Reage contudo rapidamente. Não é por acaso que ele, o filho do “Tonho Ferreiro” da Várzea Longa chegou onde chegou. Aliás, desde que se levantou, sente-se até mais leve e mais liberto. Capaz, na verdade, de proferir um discurso inesquecível!
“Caros amigos, concidadãos reguenguenses, estou aqui para lhes trazer as felicitações do Senhor Presidente da Câmara e informá-los que a autarquia olha com particular atenção e desvelo a acção desenvolvida por esta casa nos seus (olha de soslaio para a inscrição cintilante) 45 anos de uma grandiosa e profícua existência”.
Respira fundo, e pisca os olhos tentando clarear uma visão teimosamente pouco nítida: 
“Porque todos não somos demais para fazer deste concelho, um lugar onde apeteça viver. E para isso contamos como todos os reguenguenses, particularmente com aqueles organizados em torno desta prestigiada associação”.
Pigarreia, aclarando a garganta, enquanto nos olhares algo carrancudos da assistência perpassa uma expressão de relutante paciência: 
”Deste modo a instituição que eu represento faz questão de afirmar de forma clara e inequívoca, a sua solidariedade e reconhecimento para com os esforços aqui desenvolvidos na persecução e promoção da cultura e do bem público.”
Aqui faz uma pausa, aproveitando para emudecer a garganta com mais um gole de “alvarinho” e, com um gesto displicentemente teatral, declina extemporâneos aplausos de alguns mais impacientes; 
“Cultura e bem público, promovidos com sacrifício pessoal e familiar por sócios e dirigentes (e aqui inclina a cabeça para o “Faneco” que, ufano mas reservado, agradece formalmente) da Sociedade Musical Regenguense!”

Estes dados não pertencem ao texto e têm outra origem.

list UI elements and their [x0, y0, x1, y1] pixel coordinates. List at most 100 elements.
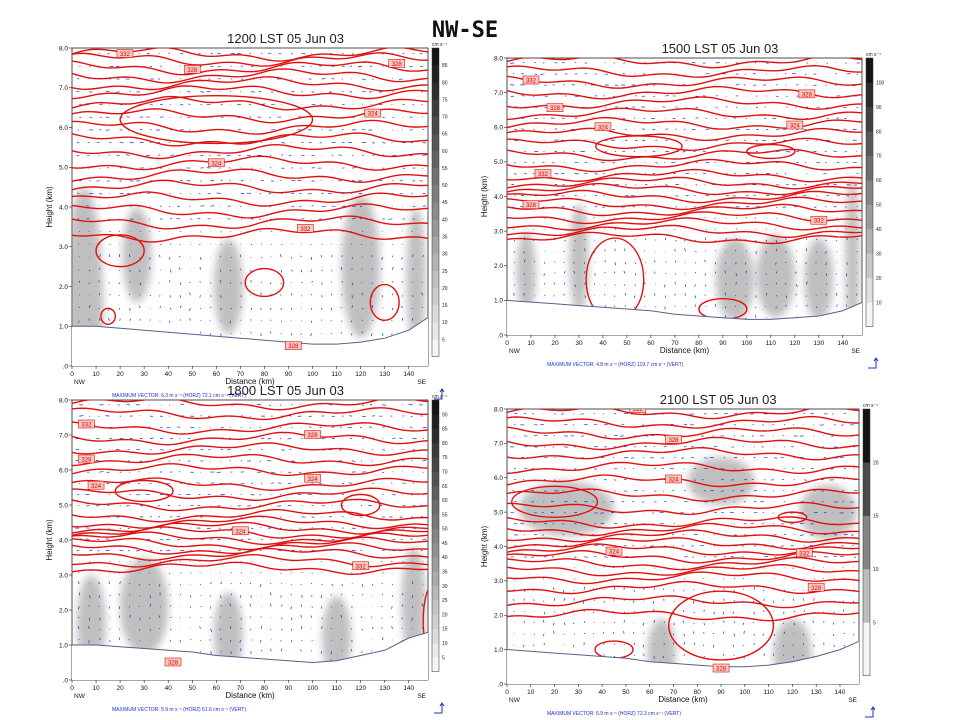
colorbar-segment	[866, 302, 873, 327]
wind-vector	[584, 282, 586, 285]
x-end-label-se: SE	[417, 379, 426, 386]
wind-vector	[321, 295, 323, 298]
wind-vector	[189, 616, 191, 618]
max-vector-text: MAXIMUM VECTOR: 5.9 m s⁻¹ (HORZ) 51.6 cm…	[112, 707, 246, 713]
colorbar-segment	[432, 614, 439, 630]
wind-vector	[762, 511, 765, 514]
wind-vector	[277, 505, 282, 507]
wind-vector	[780, 545, 784, 547]
wind-vector	[642, 644, 645, 648]
colorbar-segment	[432, 185, 439, 203]
wind-vector	[803, 479, 808, 481]
wind-vector	[190, 639, 192, 641]
contour-label-text: 328	[802, 92, 813, 98]
wind-vector	[169, 280, 171, 283]
wind-vector	[240, 427, 242, 429]
panel-title: 2100 LST 05 Jun 03	[660, 392, 777, 407]
wind-vector	[593, 251, 596, 254]
colorbar-segment	[863, 515, 870, 570]
x-tick-label: 130	[813, 340, 824, 347]
colorbar-segment	[863, 569, 870, 623]
wind-vector	[280, 639, 282, 642]
wind-vector	[643, 295, 646, 298]
wind-vector	[543, 273, 545, 276]
x-tick-label: 130	[379, 685, 390, 692]
colorbar-tick-label: 35	[442, 570, 448, 576]
wind-vector	[704, 259, 706, 263]
wind-vector	[108, 282, 110, 284]
wind-vector	[594, 194, 598, 197]
wind-vector	[169, 605, 172, 607]
colorbar-segment	[432, 428, 439, 444]
wind-vector	[573, 294, 575, 296]
colorbar-segment	[432, 485, 439, 501]
wind-vector	[220, 651, 222, 653]
wind-vector	[422, 254, 424, 258]
wind-vector	[197, 53, 201, 55]
wind-vector	[649, 545, 655, 547]
wind-vector	[765, 292, 768, 296]
wind-vector	[554, 272, 556, 274]
wind-vector	[732, 644, 735, 647]
wind-vector	[642, 424, 645, 426]
wind-vector	[199, 281, 201, 283]
wind-vector	[853, 621, 855, 624]
x-tick-label: 130	[379, 371, 390, 378]
colorbar-tick-label: 70	[442, 115, 448, 121]
wind-vector	[592, 611, 595, 614]
wind-vector	[603, 172, 605, 174]
panel-title: 1800 LST 05 Jun 03	[227, 383, 344, 398]
wind-vector	[149, 628, 152, 631]
colorbar-tick-label: 100	[876, 80, 885, 86]
wind-vector	[77, 616, 80, 619]
wind-vector	[662, 655, 665, 659]
colorbar-segment	[432, 150, 439, 169]
wind-vector	[514, 522, 517, 525]
wind-vector	[742, 577, 745, 580]
wind-vector	[88, 305, 91, 309]
colorbar-segment	[866, 155, 873, 181]
contour-label-text: 332	[356, 564, 367, 570]
theta-contour-loop	[244, 267, 285, 298]
colorbar-segment	[432, 167, 439, 186]
wind-vector	[381, 333, 384, 336]
wind-vector	[843, 632, 846, 635]
wind-vector	[664, 306, 666, 310]
wind-vector	[802, 598, 805, 601]
wind-vector	[532, 644, 535, 646]
theta-contour	[507, 595, 859, 609]
contour-label: 332	[352, 561, 369, 570]
chart-panel-1800: 1800 LST 05 Jun 033323283283243243243323…	[45, 383, 448, 714]
wind-vector	[632, 600, 635, 603]
wind-vector	[813, 84, 817, 86]
contour-label: 328	[304, 430, 321, 439]
theta-contour	[507, 446, 859, 461]
wind-vector	[604, 284, 606, 286]
colorbar-segment	[432, 457, 439, 472]
wind-vector	[554, 261, 556, 263]
contour-label: 332	[810, 215, 828, 225]
wind-vector	[653, 587, 655, 590]
wind-vector	[108, 606, 110, 609]
wind-vector	[624, 292, 627, 296]
wind-vector	[229, 320, 232, 324]
wind-vector	[563, 250, 565, 253]
wind-vector	[310, 333, 312, 337]
wind-vector	[792, 73, 797, 75]
contour-label-text: 328	[716, 667, 727, 673]
wind-vector	[169, 167, 171, 169]
theta-contour-loop	[422, 588, 428, 653]
wind-vector	[227, 448, 231, 451]
wind-vector	[196, 482, 201, 484]
wind-vector	[361, 319, 364, 321]
theta-contour	[507, 75, 862, 89]
wind-vector	[674, 293, 676, 296]
wind-vector	[409, 154, 413, 157]
wind-vector	[311, 606, 313, 608]
wind-vector	[670, 423, 675, 426]
wind-vector	[786, 95, 788, 97]
wind-vector	[735, 281, 737, 285]
wind-vector	[733, 534, 737, 536]
wind-vector	[99, 254, 101, 258]
contour-label-text: 324	[609, 550, 620, 556]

Um burburinho de escandaloso desagrado percorre a sala à referência nominal aos detestados rivais da “f´larmónica”, enquanto alguns mais exaltados, afoitos ou vulneráveis ao efeito da “pinga”, gritam ostensivamente a necessária rectificação; “Recreativa e Cultural!”
Mas a gafe não inibe o Felisberto cuja disposição medeia agora entre a euforia da inconsciência e a percepção vaga de uma realidade cada vez mais distante.
“Ou isso,...” concede com indiferença!
O ambiente está agora mais enevoado. Na disposição ofendida da assistência que vê, aliás, eternizar-se o reinício do festim mas, igualmente, na visão cada vez mais toldada do orador. As suas pernas apresentam já uma curiosa tremedeira. A cadeira surge como uma desejada tábua de salvação!
Teatralmente levanta os braços ensaiando o clímax final: 
”Estais assim todos de parabéns: por aquilo que fizestes no passado e fareis no futuro!”
E numa voz que cada vez se aproxima mais das tonalidades gritantes termina de dedo em riste em jeito de apoteose: “Porque vós sois o passado e o futuro: o ying e o yang do associativismo, o alfa e o ómega do voluntariado!”
E, desequilibrado pelo balanço final da oratória, mal tem tempo de cair pesadamente sobre a cadeira que, contudo, reagindo à sobrecarga de esforço, se esfrangalha literalmente provocando uma aparatosa queda.
Uma trovoada de alegres aplausos abate-se, finalmente, sobre a sala!